The minister delegate stressed that the African Continental Free Trade Area is helping promote inclusive development in Africa at a time when solidarity is more essential than ever.
Rabat – The COVID-19 pandemic has forced African states to prioritize continental solidarity, the minister delegate to Morocco’s Minister of Foreign Affairs Mohcine Jazouli said to the Executive Council of the African Union.
Speaking via videoconference on Tuesday during a debate about COVID-19 in Africa, Jazouli shed light on King Mohammed VI’s efforts across the continent during the pandemic.
He recalled King Mohammed VI’s directive in June to send medical aid to more than 20 African countries.
The solidarity initiative aimed to provide medical equipment to Morocco’s “brotherly African countries” and support them in their efforts to fight the COVID-19 pandemic.
The donation consisted of nearly eight million masks, 900,000 visors, 600,000 hygiene caps, 60,000 gowns, and 30,000 liters of hydroalcoholic gel, in addition to 75,000 boxes of chloroquine and 15,000 boxes of Azithromycin.
The King’s initiative enjoyed international recognition, including that of the World Health Organization (WHO), which labeled the act as a “genuine and tangible manifestation of regional solidarity.”
The Food and Agriculture Organization of the United Nations (FAO) also expressed satisfaction with Morocco’s donation.
Jazouli said the pandemic, by giving rise to a common threat, has brought continental actors closer together. African leaders should not lose this momentum, he stressed, calling for more concentration on the “common values of solidarity” in order to achieve the aspirations of “the Africa we want.”
The AfCFTA’s role in African solidarity
Jazouli stressed that the African Union has the important ability to act as a catalyst to strengthen intra-African solidarity.
He said, in particular, that the African Continental Free Trade Area (AfCFTA) has a “unifying” role in generating common growth and inclusive development.
Morocco welcomed the implementation of AfCFTA in 2018, and continues to encourage the boosting of internal African trade.

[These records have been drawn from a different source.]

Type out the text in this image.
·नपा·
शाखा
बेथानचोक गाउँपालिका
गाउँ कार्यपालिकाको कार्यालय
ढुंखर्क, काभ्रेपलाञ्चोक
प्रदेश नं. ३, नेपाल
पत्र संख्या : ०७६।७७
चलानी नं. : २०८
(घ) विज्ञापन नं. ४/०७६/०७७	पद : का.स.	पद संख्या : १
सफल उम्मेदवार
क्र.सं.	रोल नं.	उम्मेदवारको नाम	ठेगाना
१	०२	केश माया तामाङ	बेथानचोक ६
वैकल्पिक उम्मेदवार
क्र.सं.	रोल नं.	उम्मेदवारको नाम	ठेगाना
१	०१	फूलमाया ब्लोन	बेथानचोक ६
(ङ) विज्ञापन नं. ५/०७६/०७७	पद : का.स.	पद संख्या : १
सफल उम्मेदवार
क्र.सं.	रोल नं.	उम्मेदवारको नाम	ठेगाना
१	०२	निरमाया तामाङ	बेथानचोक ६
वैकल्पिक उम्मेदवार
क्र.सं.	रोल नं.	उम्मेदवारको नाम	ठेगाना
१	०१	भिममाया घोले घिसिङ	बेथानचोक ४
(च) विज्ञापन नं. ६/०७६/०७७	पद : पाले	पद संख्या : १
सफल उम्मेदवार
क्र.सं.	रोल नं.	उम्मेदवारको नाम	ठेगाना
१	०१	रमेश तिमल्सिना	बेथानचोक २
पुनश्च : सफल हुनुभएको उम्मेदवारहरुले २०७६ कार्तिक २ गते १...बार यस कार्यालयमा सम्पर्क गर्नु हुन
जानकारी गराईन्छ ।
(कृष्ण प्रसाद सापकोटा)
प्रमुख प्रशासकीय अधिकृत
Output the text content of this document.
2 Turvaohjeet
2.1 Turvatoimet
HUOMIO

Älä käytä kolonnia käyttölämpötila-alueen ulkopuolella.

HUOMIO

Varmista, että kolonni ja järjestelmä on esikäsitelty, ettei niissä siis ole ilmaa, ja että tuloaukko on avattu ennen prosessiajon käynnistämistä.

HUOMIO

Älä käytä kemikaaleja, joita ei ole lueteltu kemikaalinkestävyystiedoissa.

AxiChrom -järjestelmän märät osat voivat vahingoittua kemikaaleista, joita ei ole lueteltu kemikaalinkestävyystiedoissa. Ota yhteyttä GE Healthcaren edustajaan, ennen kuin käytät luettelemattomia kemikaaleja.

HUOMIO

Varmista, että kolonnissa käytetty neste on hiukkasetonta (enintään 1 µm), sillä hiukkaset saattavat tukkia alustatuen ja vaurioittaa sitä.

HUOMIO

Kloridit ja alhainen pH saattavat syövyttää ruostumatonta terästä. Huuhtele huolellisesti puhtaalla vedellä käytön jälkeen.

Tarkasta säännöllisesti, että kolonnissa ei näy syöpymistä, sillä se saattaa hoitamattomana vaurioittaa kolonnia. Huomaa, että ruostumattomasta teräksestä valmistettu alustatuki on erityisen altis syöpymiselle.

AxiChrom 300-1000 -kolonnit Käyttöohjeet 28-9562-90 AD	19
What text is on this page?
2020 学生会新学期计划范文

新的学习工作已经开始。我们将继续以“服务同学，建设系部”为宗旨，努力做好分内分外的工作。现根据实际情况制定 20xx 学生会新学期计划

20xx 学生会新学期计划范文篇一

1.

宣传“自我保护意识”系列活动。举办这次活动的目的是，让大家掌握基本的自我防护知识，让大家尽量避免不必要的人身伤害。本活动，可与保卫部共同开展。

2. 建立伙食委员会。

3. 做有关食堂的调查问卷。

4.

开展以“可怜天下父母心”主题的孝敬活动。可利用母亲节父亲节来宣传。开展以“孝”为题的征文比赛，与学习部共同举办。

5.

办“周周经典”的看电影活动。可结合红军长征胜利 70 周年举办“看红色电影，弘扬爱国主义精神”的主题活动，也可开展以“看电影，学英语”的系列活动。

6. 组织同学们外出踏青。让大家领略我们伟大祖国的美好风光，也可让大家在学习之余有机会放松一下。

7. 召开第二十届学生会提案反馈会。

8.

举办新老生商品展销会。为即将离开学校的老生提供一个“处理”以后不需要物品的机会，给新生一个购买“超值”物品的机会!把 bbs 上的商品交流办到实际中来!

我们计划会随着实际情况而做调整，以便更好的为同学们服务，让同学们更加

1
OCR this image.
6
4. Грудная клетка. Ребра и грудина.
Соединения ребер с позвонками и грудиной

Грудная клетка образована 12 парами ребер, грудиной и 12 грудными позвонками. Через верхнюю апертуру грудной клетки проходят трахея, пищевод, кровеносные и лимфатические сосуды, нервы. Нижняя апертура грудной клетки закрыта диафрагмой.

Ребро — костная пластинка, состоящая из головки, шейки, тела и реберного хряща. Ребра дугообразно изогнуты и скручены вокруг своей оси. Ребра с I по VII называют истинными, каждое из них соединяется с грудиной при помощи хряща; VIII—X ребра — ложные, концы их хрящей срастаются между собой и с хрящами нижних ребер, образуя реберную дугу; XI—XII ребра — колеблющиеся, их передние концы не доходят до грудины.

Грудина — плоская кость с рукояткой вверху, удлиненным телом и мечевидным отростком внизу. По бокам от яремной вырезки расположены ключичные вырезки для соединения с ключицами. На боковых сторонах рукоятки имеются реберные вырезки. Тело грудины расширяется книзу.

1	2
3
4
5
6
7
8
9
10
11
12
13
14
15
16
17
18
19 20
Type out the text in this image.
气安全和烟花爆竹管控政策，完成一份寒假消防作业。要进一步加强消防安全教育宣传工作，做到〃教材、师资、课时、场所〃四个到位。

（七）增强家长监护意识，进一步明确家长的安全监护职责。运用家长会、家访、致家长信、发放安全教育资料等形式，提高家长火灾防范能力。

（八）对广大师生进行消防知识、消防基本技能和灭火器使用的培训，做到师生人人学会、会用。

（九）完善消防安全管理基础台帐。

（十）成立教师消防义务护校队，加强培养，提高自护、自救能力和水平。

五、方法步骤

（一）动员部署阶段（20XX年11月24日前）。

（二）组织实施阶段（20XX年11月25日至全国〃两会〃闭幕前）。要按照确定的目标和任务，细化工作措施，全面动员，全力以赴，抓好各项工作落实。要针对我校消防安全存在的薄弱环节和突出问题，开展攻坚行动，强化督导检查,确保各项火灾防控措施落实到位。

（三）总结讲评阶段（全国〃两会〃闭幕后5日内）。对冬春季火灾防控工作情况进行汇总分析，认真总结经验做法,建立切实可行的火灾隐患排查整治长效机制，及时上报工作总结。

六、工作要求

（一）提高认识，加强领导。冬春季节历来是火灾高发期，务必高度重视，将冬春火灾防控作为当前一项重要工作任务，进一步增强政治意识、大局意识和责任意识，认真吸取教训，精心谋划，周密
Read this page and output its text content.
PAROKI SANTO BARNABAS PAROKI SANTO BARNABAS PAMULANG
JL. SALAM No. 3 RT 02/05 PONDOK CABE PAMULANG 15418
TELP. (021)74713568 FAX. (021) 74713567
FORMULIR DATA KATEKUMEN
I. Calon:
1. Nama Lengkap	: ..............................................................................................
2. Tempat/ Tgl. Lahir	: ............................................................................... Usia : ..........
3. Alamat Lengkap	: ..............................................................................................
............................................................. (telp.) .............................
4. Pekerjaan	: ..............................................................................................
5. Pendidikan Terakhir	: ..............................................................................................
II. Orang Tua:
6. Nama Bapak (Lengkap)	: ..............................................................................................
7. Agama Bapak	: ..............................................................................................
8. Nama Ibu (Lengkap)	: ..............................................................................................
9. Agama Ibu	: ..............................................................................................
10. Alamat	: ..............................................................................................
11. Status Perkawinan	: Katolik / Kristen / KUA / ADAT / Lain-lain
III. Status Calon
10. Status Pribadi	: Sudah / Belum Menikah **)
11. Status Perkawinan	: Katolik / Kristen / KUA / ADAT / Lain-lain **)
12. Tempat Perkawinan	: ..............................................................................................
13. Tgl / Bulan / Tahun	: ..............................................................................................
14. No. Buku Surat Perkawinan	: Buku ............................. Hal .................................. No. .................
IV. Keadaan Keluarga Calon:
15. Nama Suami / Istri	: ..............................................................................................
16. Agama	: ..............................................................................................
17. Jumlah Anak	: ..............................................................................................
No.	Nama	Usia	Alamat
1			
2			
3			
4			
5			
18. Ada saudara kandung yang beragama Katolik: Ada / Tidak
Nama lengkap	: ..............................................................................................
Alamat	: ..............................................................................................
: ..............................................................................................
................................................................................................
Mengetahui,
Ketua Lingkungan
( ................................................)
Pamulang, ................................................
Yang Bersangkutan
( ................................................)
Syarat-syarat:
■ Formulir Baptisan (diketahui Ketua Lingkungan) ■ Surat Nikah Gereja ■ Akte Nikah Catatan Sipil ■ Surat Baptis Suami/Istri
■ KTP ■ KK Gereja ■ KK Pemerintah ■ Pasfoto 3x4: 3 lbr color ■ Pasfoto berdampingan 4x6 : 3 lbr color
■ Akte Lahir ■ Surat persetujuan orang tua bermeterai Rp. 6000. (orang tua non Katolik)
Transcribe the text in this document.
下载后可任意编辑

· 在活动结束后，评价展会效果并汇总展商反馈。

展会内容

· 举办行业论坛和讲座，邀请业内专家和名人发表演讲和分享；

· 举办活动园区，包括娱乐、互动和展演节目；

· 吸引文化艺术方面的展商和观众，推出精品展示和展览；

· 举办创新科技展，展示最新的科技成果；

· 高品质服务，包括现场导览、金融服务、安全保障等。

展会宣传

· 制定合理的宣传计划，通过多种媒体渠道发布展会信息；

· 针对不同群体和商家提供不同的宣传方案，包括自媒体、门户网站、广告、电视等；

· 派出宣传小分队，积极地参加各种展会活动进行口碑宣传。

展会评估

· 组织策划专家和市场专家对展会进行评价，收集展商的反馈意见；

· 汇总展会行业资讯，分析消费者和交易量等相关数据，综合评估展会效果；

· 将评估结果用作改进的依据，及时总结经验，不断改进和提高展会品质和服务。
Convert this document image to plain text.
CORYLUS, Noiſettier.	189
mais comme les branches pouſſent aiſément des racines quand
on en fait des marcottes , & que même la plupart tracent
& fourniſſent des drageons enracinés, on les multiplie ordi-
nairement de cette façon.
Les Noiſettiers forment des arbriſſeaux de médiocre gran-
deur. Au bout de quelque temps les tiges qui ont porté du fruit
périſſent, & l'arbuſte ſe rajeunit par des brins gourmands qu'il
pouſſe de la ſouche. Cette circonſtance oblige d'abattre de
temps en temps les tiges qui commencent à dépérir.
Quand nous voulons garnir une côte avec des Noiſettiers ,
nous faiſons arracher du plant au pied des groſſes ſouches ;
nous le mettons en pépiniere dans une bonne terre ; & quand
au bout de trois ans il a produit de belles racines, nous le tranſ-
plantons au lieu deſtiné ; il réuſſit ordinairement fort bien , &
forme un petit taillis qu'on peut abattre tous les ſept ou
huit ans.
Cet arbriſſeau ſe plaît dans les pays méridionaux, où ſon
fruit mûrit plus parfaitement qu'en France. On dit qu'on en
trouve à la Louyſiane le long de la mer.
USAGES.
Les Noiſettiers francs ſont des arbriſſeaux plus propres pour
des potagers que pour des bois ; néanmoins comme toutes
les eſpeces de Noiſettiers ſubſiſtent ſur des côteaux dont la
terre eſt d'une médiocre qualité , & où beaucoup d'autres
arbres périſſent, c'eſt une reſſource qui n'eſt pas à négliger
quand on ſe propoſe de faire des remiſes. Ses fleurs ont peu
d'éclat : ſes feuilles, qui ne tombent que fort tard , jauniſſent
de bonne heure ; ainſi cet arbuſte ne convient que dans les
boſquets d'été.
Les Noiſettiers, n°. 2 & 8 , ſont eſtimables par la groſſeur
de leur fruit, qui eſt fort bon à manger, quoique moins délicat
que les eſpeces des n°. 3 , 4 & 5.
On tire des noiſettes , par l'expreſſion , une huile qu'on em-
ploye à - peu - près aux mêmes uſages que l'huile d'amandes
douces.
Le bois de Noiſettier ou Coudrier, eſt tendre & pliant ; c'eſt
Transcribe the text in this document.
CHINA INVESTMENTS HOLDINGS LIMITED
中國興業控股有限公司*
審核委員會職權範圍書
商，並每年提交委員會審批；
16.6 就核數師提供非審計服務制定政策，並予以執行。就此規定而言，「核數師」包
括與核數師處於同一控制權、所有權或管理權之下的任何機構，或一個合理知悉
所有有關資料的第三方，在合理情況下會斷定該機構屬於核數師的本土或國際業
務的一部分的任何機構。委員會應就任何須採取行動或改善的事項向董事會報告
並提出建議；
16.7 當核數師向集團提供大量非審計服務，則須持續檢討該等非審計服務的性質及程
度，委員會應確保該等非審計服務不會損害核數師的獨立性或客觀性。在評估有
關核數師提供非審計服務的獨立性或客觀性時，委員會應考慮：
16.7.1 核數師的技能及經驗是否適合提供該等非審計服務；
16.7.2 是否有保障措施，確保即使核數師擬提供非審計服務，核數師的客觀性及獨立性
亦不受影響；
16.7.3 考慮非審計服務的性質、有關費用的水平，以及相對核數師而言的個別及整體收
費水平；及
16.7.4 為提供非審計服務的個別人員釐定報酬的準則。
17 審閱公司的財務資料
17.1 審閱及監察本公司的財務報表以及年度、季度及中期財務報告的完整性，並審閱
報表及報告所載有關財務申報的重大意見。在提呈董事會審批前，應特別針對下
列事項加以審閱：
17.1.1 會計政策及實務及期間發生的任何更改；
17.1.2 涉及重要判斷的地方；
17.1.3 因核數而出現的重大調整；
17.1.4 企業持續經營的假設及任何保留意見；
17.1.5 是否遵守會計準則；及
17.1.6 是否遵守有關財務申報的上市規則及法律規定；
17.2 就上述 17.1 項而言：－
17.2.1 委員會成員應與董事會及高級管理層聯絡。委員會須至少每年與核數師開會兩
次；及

Last year, Morocco’s former Minister of Communication, Mustapha El Khalfi said that the entry into force of the AfCFTA agreement will contribute to the idea that “Africa’s future is the work of the continent itself and its citizens.”
On March 2, the President of Morocco’s House of Representatives, Habib El Malki, stressed that Africa must accelerate the pace of its economic integration around structured regroupings.
“We must work in a progressive way on making the African continental free trade area a tangible reality serving the people of the continent,” said El Malki during a meeting of the trade and transport committees at the Pan-African Parliament.
Amid the COVID-19 pandemic and the revival of continental solidarity, African states have a new opportunity and motivation to continue on a path of unified development.